On Wednesday 14 July 2010 03:22:30 pm Dirk Haun wrote:
> Am 13.07.2010 um 17:12 Uhr schrieb Ferenc Kovacs:
> > it would be an interesting to check how many bugs were first marked as
> > bogus then re-opened and fixed.
> 
> I've been wondering for a while now if much of the emotional reaction to
>  bugs being closed as "bogus" is due to that very word. I mean, the
>  reporter obviously put some work into the bug report and the issue was
>  apparently important enough for them to even bother opening a bug report
>  in the first place. And then, after all this effort, the verdict is that
>  it's "bogus".
> 
> Can't really think of a good alternative right now. But if a bug was closed
>  with a more neutral "can't reproduce", "works as designed" or something
>  like that then maybe there wouldn't be such strong reactions?
> 
> Just an observation from the side lines ...

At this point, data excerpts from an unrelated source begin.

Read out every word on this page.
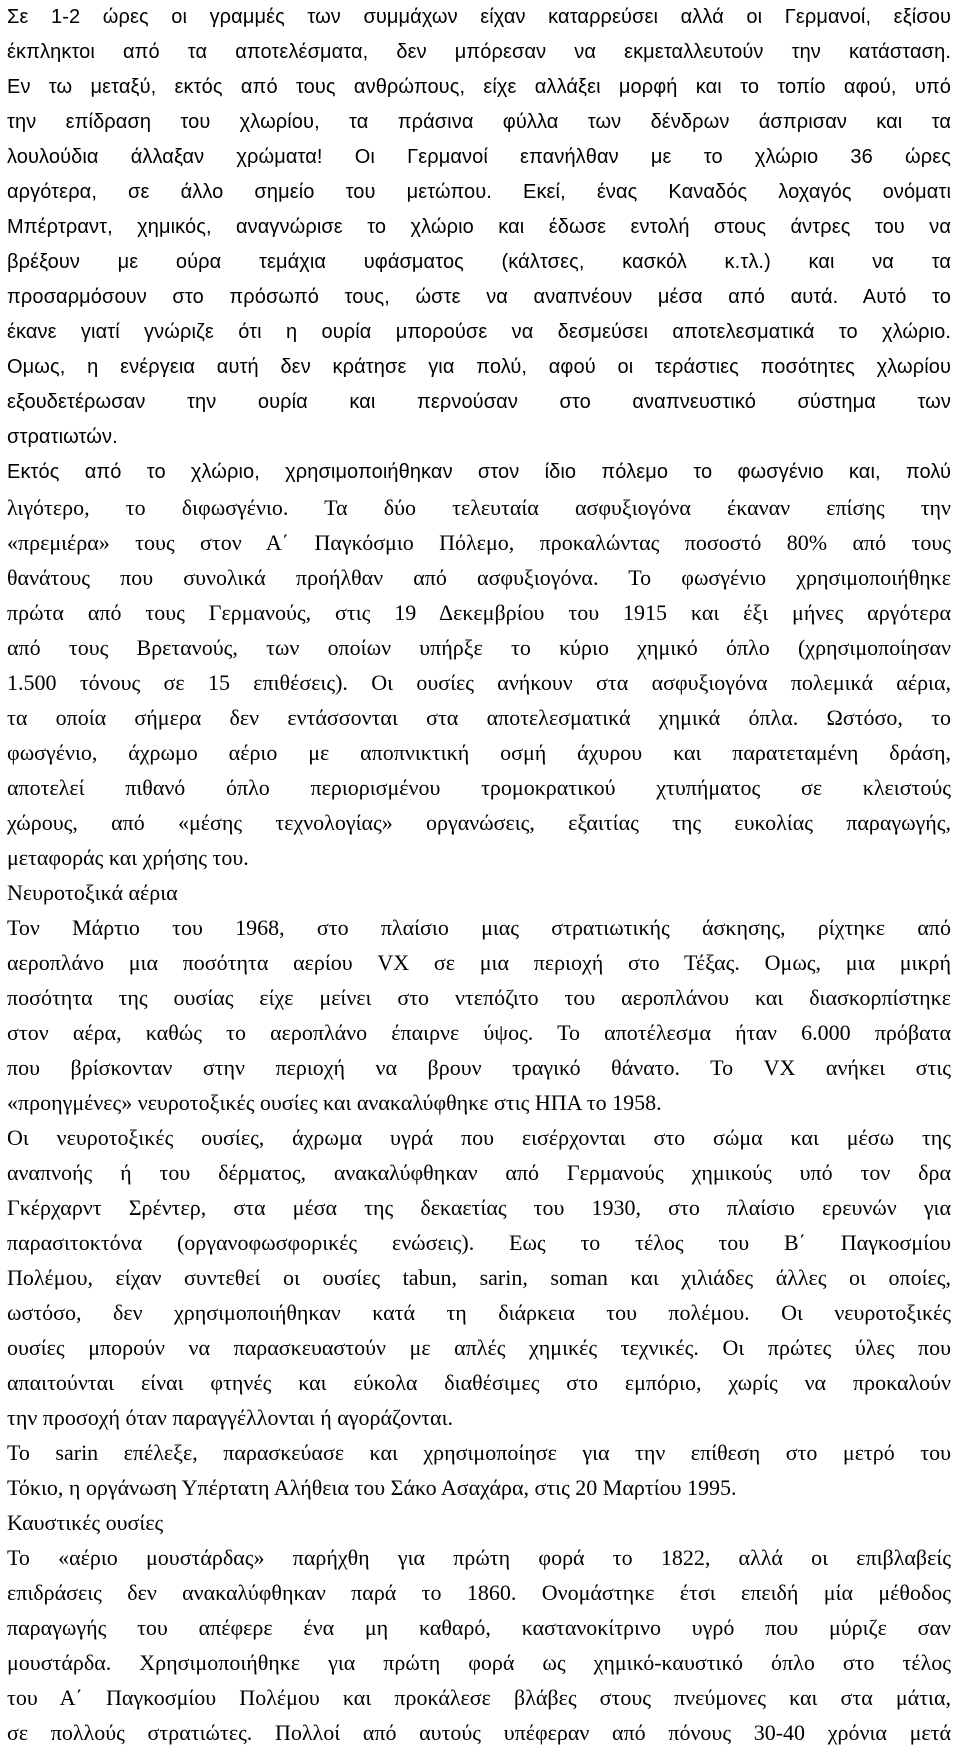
Σε 1-2 ώρες οι γραμμές των συμμάχων είχαν καταρρεύσει αλλά οι Γερμανοί, εξίσου
έκπληκτοι από τα αποτελέσματα, δεν μπόρεσαν να εκμεταλλευτούν την κατάσταση.
Εν τω μεταξύ, εκτός από τους ανθρώπους, είχε αλλάξει μορφή και το τοπίο αφού, υπό
την επίδραση του χλωρίου, τα πράσινα φύλλα των δένδρων άσπρισαν και τα
λουλούδια άλλαξαν χρώματα! Οι Γερμανοί επανήλθαν με το χλώριο 36 ώρες
αργότερα, σε άλλο σημείο του μετώπου. Εκεί, ένας Καναδός λοχαγός ονόματι
Μπέρτραντ, χημικός, αναγνώρισε το χλώριο και έδωσε εντολή στους άντρες του να
βρέξουν με ούρα τεμάχια υφάσματος (κάλτσες, κασκόλ κ.τλ.) και να τα
προσαρμόσουν στο πρόσωπό τους, ώστε να αναπνέουν μέσα από αυτά. Αυτό το
έκανε γιατί γνώριζε ότι η ουρία μπορούσε να δεσμεύσει αποτελεσματικά το χλώριο.
Ομως, η ενέργεια αυτή δεν κράτησε για πολύ, αφού οι τεράστιες ποσότητες χλωρίου
εξουδετέρωσαν την ουρία και περνούσαν στο αναπνευστικό σύστημα των
στρατιωτών.
Εκτός από το χλώριο, χρησιμοποιήθηκαν στον ίδιο πόλεμο το φωσγένιο και, πολύ
λιγότερο, το διφωσγένιο. Τα δύο τελευταία ασφυξιογόνα έκαναν επίσης την
«πρεμιέρα» τους στον Α΄ Παγκόσμιο Πόλεμο, προκαλώντας ποσοστό 80% από τους
θανάτους που συνολικά προήλθαν από ασφυξιογόνα. Το φωσγένιο χρησιμοποιήθηκε
πρώτα από τους Γερμανούς, στις 19 Δεκεμβρίου του 1915 και έξι μήνες αργότερα
από τους Βρετανούς, των οποίων υπήρξε το κύριο χημικό όπλο (χρησιμοποίησαν
1.500 τόνους σε 15 επιθέσεις). Οι ουσίες ανήκουν στα ασφυξιογόνα πολεμικά αέρια,
τα οποία σήμερα δεν εντάσσονται στα αποτελεσματικά χημικά όπλα. Ωστόσο, το
φωσγένιο, άχρωμο αέριο με αποπνικτική οσμή άχυρου και παρατεταμένη δράση,
αποτελεί πιθανό όπλο περιορισμένου τρομοκρατικού χτυπήματος σε κλειστούς
χώρους, από «μέσης τεχνολογίας» οργανώσεις, εξαιτίας της ευκολίας παραγωγής,
μεταφοράς και χρήσης του.
Νευροτοξικά αέρια
Τον Μάρτιο του 1968, στο πλαίσιο μιας στρατιωτικής άσκησης, ρίχτηκε από
αεροπλάνο μια ποσότητα αερίου VX σε μια περιοχή στο Τέξας. Ομως, μια μικρή
ποσότητα της ουσίας είχε μείνει στο ντεπόζιτο του αεροπλάνου και διασκορπίστηκε
στον αέρα, καθώς το αεροπλάνο έπαιρνε ύψος. Το αποτέλεσμα ήταν 6.000 πρόβατα
που βρίσκονταν στην περιοχή να βρουν τραγικό θάνατο. Το VX ανήκει στις
«προηγμένες» νευροτοξικές ουσίες και ανακαλύφθηκε στις ΗΠΑ το 1958.
Οι νευροτοξικές ουσίες, άχρωμα υγρά που εισέρχονται στο σώμα και μέσω της
αναπνοής ή του δέρματος, ανακαλύφθηκαν από Γερμανούς χημικούς υπό τον δρα
Γκέρχαρντ Σρέντερ, στα μέσα της δεκαετίας του 1930, στο πλαίσιο ερευνών για
παρασιτοκτόνα (οργανοφωσφορικές ενώσεις). Εως το τέλος του Β΄ Παγκοσμίου
Πολέμου, είχαν συντεθεί οι ουσίες tabun, sarin, soman και χιλιάδες άλλες οι οποίες,
ωστόσο, δεν χρησιμοποιήθηκαν κατά τη διάρκεια του πολέμου. Οι νευροτοξικές
ουσίες μπορούν να παρασκευαστούν με απλές χημικές τεχνικές. Οι πρώτες ύλες που
απαιτούνται είναι φτηνές και εύκολα διαθέσιμες στο εμπόριο, χωρίς να προκαλούν
την προσοχή όταν παραγγέλλονται ή αγοράζονται.
Το sarin επέλεξε, παρασκεύασε και χρησιμοποίησε για την επίθεση στο μετρό του
Τόκιο, η οργάνωση Υπέρτατη Αλήθεια του Σάκο Ασαχάρα, στις 20 Μαρτίου 1995.
Καυστικές ουσίες
Το «αέριο μουστάρδας» παρήχθη για πρώτη φορά το 1822, αλλά οι επιβλαβείς
επιδράσεις δεν ανακαλύφθηκαν παρά το 1860. Ονομάστηκε έτσι επειδή μία μέθοδος
παραγωγής του απέφερε ένα μη καθαρό, καστανοκίτρινο υγρό που μύριζε σαν
μουστάρδα. Χρησιμοποιήθηκε για πρώτη φορά ως χημικό-καυστικό όπλο στο τέλος
του Α΄ Παγκοσμίου Πολέμου και προκάλεσε βλάβες στους πνεύμονες και στα μάτια,
σε πολλούς στρατιώτες. Πολλοί από αυτούς υπέφεραν από πόνους 30-40 χρόνια μετά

I'd have to agree.  "Bugus" has an implication of "fake".  As in, the 
submitter faked a bug report.  That is rarely the intent, I'm sure.

For the Drupal project (which I work on), our "no" issue statuses are "by 
design", "postponed", and "won't fix".  (And of course duplicate.)  I sometimes 
wonder if "won't fix" is even too negative sounding.

It's amazing what a little wording can mean, especially to new contributors.